- Denomination: Malankara Orthodox Syrian Church
- Website: മൈലപ്ര വലിയ പള്ളി

History
- Status: Parish Church
- Dedication: Saint George

Architecture
- Functional status: Active

Administration
- District: Makamkunnu
- Diocese: Thumpamon

Clergy
- Vicar: Rev. Fr. Roy Mathew
- Priest: Rev. Fr. Abey T Samuel (asst.vicar)

= St. George's Church, Mylapra =

Mylapra Valiyapalli or St. George Orthodox Church, Mylapra, referred to as Chakkittayil palli (ചക്കിട്ടേൽ പള്ളി) is a pilgrim center located in the village of Mylapra, in the India state of Kerala.
It ia one of the important church in Indian Orthodox Church. The year 52 A.D is dear to the Christian community in kerala as it marks the date when the Apostle Thomas introduced the Gospel to the people in India. He established seven Churches and a chapel before leaving for other places. The buildings did not survive the onslaught of time, and the most famous one in Nilackal in the hills vanished when the flourishing town was overrun by brigands. However, the people held on to the new faith and many escaped to distant places north and south where they worshipped in temporary sheds for centuries. The churches were few and far between so people walked miles to attend services. The people of Mylapra attended Mass, earlier in Thumpamon, or Omalloor and later in Makamkunnu. But even that was too far away for most people so the folk here decided to build their own Church.

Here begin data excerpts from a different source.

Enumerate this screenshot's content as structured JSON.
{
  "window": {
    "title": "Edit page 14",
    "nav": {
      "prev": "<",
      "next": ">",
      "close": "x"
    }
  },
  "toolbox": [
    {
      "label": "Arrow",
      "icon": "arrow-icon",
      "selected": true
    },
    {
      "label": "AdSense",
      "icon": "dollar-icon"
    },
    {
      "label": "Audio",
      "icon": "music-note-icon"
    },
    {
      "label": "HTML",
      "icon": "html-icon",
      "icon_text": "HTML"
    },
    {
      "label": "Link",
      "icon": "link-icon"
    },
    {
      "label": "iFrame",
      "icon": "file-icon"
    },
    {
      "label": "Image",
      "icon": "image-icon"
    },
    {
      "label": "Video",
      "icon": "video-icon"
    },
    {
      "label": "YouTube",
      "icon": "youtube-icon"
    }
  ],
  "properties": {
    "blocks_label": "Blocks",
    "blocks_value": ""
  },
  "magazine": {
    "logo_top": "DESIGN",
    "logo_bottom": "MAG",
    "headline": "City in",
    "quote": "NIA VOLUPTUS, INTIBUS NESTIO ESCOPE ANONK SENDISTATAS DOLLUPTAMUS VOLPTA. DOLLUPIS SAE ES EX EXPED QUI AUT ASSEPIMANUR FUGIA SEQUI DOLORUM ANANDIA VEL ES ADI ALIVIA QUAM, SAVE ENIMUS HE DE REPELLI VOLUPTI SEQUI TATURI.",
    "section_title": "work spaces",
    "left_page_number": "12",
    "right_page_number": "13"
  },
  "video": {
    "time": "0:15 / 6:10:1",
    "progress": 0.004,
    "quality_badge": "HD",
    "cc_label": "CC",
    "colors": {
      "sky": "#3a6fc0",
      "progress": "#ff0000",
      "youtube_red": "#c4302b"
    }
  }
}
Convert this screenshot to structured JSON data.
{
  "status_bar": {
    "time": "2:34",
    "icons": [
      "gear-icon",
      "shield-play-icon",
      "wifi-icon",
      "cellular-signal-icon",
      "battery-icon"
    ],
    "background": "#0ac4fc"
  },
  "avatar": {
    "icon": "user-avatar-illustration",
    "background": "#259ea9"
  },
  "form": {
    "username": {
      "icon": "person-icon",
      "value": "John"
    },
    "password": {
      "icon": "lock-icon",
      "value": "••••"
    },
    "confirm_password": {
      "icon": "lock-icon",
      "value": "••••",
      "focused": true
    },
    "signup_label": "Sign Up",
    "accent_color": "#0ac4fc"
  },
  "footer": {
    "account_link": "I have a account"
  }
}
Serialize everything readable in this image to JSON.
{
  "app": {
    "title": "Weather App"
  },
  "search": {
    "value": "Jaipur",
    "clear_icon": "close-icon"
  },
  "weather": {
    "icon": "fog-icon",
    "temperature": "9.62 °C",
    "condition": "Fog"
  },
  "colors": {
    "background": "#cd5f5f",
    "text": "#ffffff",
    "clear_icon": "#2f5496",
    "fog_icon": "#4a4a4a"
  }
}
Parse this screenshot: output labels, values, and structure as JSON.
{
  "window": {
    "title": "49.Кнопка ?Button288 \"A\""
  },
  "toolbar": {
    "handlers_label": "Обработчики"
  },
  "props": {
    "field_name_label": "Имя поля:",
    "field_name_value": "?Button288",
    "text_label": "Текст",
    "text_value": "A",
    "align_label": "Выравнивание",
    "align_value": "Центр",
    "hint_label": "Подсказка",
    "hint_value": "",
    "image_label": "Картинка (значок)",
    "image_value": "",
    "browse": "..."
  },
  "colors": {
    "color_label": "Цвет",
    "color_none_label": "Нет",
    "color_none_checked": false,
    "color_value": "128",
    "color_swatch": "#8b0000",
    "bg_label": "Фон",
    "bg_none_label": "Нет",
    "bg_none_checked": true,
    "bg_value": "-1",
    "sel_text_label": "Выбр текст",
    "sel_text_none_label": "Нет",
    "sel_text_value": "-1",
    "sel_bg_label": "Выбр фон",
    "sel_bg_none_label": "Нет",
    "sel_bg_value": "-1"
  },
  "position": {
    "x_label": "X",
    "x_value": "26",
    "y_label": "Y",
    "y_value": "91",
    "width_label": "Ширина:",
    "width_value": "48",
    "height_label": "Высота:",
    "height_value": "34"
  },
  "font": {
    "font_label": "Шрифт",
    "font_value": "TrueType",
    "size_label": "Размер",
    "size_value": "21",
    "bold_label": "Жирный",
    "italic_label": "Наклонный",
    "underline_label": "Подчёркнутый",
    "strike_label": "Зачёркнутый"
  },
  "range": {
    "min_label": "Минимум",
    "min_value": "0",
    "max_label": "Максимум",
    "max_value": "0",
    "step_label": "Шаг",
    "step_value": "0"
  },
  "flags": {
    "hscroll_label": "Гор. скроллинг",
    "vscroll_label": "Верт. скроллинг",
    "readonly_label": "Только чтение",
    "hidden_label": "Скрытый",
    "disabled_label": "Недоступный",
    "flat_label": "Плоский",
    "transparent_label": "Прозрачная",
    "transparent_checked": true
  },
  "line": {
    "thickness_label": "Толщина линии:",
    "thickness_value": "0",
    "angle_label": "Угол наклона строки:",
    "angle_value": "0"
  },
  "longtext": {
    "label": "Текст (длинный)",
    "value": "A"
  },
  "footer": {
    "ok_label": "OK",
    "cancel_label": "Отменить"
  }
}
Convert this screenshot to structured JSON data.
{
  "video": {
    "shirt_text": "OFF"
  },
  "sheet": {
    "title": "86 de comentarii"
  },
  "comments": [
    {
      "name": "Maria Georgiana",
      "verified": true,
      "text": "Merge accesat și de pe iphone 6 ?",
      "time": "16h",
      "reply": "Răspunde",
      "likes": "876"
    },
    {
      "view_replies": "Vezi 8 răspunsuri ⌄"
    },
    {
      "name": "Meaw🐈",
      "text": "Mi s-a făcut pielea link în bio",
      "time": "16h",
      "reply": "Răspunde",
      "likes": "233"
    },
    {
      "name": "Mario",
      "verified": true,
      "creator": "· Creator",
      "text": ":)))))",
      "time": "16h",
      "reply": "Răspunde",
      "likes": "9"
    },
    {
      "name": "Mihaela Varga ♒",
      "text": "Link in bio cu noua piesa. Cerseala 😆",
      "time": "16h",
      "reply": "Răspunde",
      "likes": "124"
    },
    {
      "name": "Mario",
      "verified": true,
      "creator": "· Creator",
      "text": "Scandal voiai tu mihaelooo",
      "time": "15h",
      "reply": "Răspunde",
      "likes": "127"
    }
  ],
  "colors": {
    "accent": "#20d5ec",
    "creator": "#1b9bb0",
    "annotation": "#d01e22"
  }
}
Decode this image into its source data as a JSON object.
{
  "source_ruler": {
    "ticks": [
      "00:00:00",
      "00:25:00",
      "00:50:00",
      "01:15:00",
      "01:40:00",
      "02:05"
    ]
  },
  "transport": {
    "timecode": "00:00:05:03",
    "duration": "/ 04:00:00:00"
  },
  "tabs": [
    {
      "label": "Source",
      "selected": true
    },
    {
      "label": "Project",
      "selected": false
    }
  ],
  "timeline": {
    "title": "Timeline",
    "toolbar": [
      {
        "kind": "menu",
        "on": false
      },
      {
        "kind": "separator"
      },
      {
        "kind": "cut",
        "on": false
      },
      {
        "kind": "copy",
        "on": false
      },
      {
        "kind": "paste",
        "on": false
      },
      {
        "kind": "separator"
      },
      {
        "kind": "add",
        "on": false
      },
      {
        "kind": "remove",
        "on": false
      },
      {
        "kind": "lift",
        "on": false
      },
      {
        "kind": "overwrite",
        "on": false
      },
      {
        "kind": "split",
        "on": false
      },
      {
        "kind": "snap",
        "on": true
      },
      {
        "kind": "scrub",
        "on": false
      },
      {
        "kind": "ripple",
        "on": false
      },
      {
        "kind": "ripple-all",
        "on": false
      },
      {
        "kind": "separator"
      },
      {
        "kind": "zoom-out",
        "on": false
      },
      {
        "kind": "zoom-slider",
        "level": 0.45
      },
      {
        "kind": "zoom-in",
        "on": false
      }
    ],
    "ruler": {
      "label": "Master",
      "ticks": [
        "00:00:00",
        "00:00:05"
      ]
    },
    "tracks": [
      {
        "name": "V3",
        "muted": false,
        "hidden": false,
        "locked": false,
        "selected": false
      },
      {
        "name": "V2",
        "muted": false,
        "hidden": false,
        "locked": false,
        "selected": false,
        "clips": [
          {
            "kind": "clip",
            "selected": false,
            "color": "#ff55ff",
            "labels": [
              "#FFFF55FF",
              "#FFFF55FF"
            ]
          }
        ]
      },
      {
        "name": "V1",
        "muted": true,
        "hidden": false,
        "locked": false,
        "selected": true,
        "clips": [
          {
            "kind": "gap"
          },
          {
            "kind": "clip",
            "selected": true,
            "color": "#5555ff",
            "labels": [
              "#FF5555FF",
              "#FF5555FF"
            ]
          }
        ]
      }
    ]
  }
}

In about hundred fifty years, the St. George's Orthodox Church has been housed on six sites. The building consecrated in 2004 was the seventh one to be constructed. To begin with they were all temporary sheds hastily put up to accommodate the parishioners, and the first one to be so built was at konnakote where the Brethren Hall now stands. A difference of opinion caused one group to decide on a new shed for their own use. Priests from the Thengumthara Family would come over to conduct services. However, a mysterious fire burned down the shed and made the parishioners look for a new site.
It was then that Karuvancheril Potha Varkey donated 83 cents of the land on which the church now stands to all the 64 members of the church and the new members that had joined. Earlier an oil mill functioned on this land, and so this church has always been known as "chakittayilpally". When over time this fourth church fell into disrepair, laterite bricks and lime were used for a more lasting building on the right side of the road. As early as 1891 Geevarghese Mar Grigorious of Parumala had laid the foundation stone for a permanent building a little to the northeast of this laterite building and soon the parishioners were able to hold their services there in this sixth church.

The Church has chapels in Mundukottackal, Idakkara, Mannapuzha, and Valiyenthi. The churchyard is not large enough to accommodate a bigger cemetery, so a vault was built for the purpose. A very popular part of the church is its wayside Cross at the foot of the hill. There is a belief that a traveller will have no mishaps but will return home safe and sound if he stops to pray by the cross when passing by. In the mornings, there is often a queue of vehicles waiting to make an offering there. Buses, lorries, cars, and two and three wheelers stop for a word of prayer and make an offering. Pilgrims of Sabarimala invariably stop to make an offering. It is indeed a heart-warming sight.